Den Rest der Woche belancierte ich schon nicht mehr auf meinem Drahtseil, sondern hielt mich nur noch an ihm fest. Mit dem kleinen Finger. Immerhin konnte ich in der Arbeit abtauchen. Mit gelegentlichen Pausen auf der Toilette, um mir kaltes Wasser ins Gesicht zu spritzen.

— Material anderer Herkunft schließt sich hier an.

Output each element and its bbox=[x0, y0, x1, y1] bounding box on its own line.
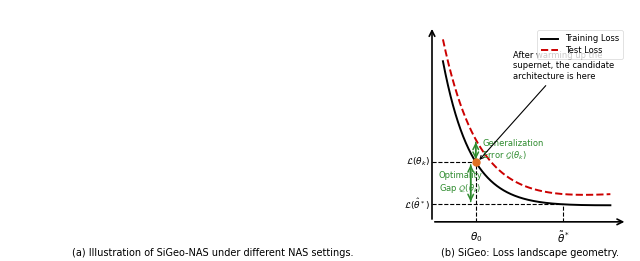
Test Loss bbox=[456, 102, 464, 105]
Text: $\mathcal{L}(\hat{\theta}^*)$: $\mathcal{L}(\hat{\theta}^*)$ bbox=[404, 197, 430, 212]
Training Loss bbox=[513, 195, 520, 198]
Text: Generalization
Error $\mathcal{G}(\theta_k)$: Generalization Error $\mathcal{G}(\theta… bbox=[483, 139, 544, 162]
Training Loss bbox=[456, 127, 464, 130]
Training Loss bbox=[573, 203, 580, 206]
Text: (b) SiGeo: Loss landscape geometry.: (b) SiGeo: Loss landscape geometry. bbox=[441, 248, 619, 258]
Test Loss bbox=[513, 181, 520, 184]
Text: $\mathcal{L}(\theta_k)$: $\mathcal{L}(\theta_k)$ bbox=[406, 156, 430, 168]
Text: Optimality
Gap $\mathcal{Q}(\theta_k)$: Optimality Gap $\mathcal{Q}(\theta_k)$ bbox=[439, 171, 483, 195]
Line: Test Loss: Test Loss bbox=[443, 39, 611, 195]
Training Loss bbox=[554, 203, 562, 206]
Test Loss bbox=[570, 193, 577, 196]
Legend: Training Loss, Test Loss: Training Loss, Test Loss bbox=[537, 30, 623, 59]
Line: Training Loss: Training Loss bbox=[443, 61, 611, 205]
Training Loss bbox=[439, 60, 447, 63]
Training Loss bbox=[507, 192, 515, 195]
Test Loss bbox=[581, 193, 589, 197]
Test Loss bbox=[607, 193, 614, 196]
Test Loss bbox=[554, 192, 562, 195]
Text: $\tilde{\theta}^*$: $\tilde{\theta}^*$ bbox=[557, 230, 570, 245]
Test Loss bbox=[507, 177, 515, 180]
Test Loss bbox=[573, 193, 580, 196]
Training Loss bbox=[604, 204, 611, 207]
Text: After warming up the
supernet, the candidate
architecture is here: After warming up the supernet, the candi… bbox=[480, 51, 614, 159]
Test Loss bbox=[439, 38, 447, 41]
Training Loss bbox=[607, 204, 614, 207]
Text: (a) Illustration of SiGeo-NAS under different NAS settings.: (a) Illustration of SiGeo-NAS under diff… bbox=[72, 248, 354, 258]
Text: $\theta_0$: $\theta_0$ bbox=[470, 230, 482, 244]
Training Loss bbox=[570, 203, 577, 206]
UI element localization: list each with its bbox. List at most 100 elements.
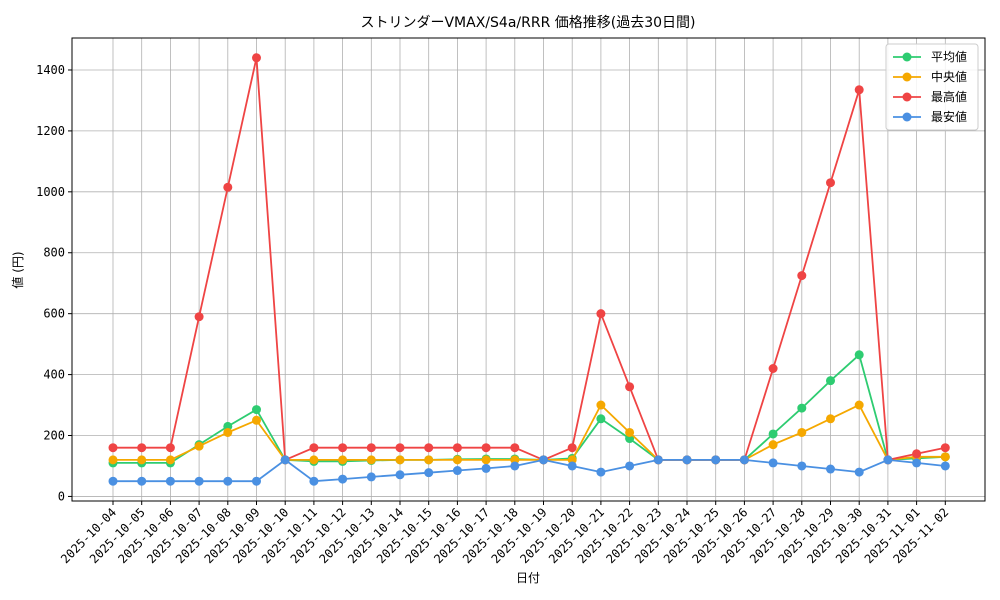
data-point [395,470,405,480]
data-point [797,461,807,471]
data-point [481,455,491,465]
data-point [309,476,319,486]
data-point [452,443,462,453]
y-tick-label: 0 [58,489,65,503]
data-point [912,458,922,468]
y-axis-title: 値 (円) [10,251,25,288]
data-point [768,440,778,450]
legend-entry: 最安値 [893,109,967,124]
series-1 [108,400,950,465]
series-3 [108,455,950,486]
data-point [854,467,864,477]
data-point [711,455,721,465]
data-point [108,455,118,465]
data-point [252,53,261,63]
data-point [826,414,835,424]
data-point [137,443,147,453]
data-point [252,476,261,486]
data-point [768,429,778,439]
data-point [366,443,376,453]
data-point [596,414,606,424]
y-tick-label: 1000 [36,185,65,199]
y-axis: 0 200 400 600 800 1000 1200 1400 [36,63,72,503]
data-point [366,472,376,482]
data-point [424,443,434,453]
data-point [165,476,175,486]
data-point [252,405,261,415]
data-point [223,182,233,192]
data-point [510,461,520,471]
data-point [424,468,434,478]
data-point [797,403,807,413]
data-point [108,476,118,486]
data-point [940,452,950,462]
data-point [223,427,233,437]
data-point [567,461,577,471]
y-tick-label: 600 [43,307,65,321]
series-2 [108,53,950,465]
y-tick-label: 400 [43,368,65,382]
data-point [252,415,261,425]
data-point [223,476,233,486]
y-tick-label: 800 [43,246,65,260]
data-point [768,363,778,373]
data-point [424,455,434,465]
series-line [113,458,946,483]
data-point [797,271,807,281]
data-point [826,376,835,386]
legend-label: 中央値 [931,69,967,84]
chart-title: ストリンダーVMAX/S4a/RRR 価格推移(過去30日間) [360,15,695,31]
data-point [653,455,663,465]
data-point [309,443,319,453]
legend-label: 最高値 [931,89,967,104]
legend-marker [902,92,912,102]
data-point [165,455,175,465]
series-layer [108,53,950,486]
legend-marker [902,112,912,122]
data-point [338,474,348,484]
data-point [366,455,376,465]
x-axis-title: 日付 [516,571,540,585]
data-point [481,463,491,473]
plot-frame [71,37,986,502]
data-point [137,476,147,486]
data-point [854,350,864,360]
data-point [912,449,922,459]
data-point [854,400,864,410]
data-point [338,455,348,465]
legend-entry: 最高値 [893,89,967,104]
y-tick-label: 1200 [36,124,65,138]
legend-box [885,43,979,131]
data-point [596,400,606,410]
data-point [137,455,147,465]
data-point [567,443,577,453]
data-point [625,461,635,471]
series-line [113,353,946,464]
x-axis: 2025-10-042025-10-052025-10-062025-10-07… [58,501,951,566]
y-tick-label: 200 [43,429,65,443]
legend-entry: 平均値 [893,49,967,64]
data-point [108,443,118,453]
data-point [625,382,635,392]
data-point [826,178,835,188]
data-point [510,443,520,453]
data-point [940,443,950,453]
y-tick-label: 1400 [36,63,65,77]
series-line [113,57,946,462]
data-point [596,309,606,319]
data-point [539,455,548,465]
data-point [739,455,749,465]
data-point [280,455,290,465]
data-point [682,455,692,465]
data-point [309,455,319,465]
legend-label: 平均値 [931,49,967,64]
data-point [625,427,635,437]
data-point [883,455,893,465]
data-point [452,466,462,476]
data-point [854,85,864,95]
data-point [768,458,778,468]
data-point [395,443,405,453]
data-point [826,464,835,474]
data-point [452,455,462,465]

Immer die drohende Familienkrise vor Augen. Offensiv ausgeübten Druck und unterschwellige Aggressionen im Rücken. Ohne wirkliche Möglichkeit zum Rückzug, was vielleicht das ist, was mich derzeit am meisten aufreibt. Das es nach über einem Jahr allmählich anstrengend wird, aus einer Reisetasche heraus zu leben. Dann das Familientribunal. Ein Streit mit den Großeltern. Ein halber mit dem Sonnenmädchen. Aber wenigstens eine Tumorentwarnung, einen meiner engsten Vertrauten betreffend, die mich auch in letzter Zeit aufgerieben hat.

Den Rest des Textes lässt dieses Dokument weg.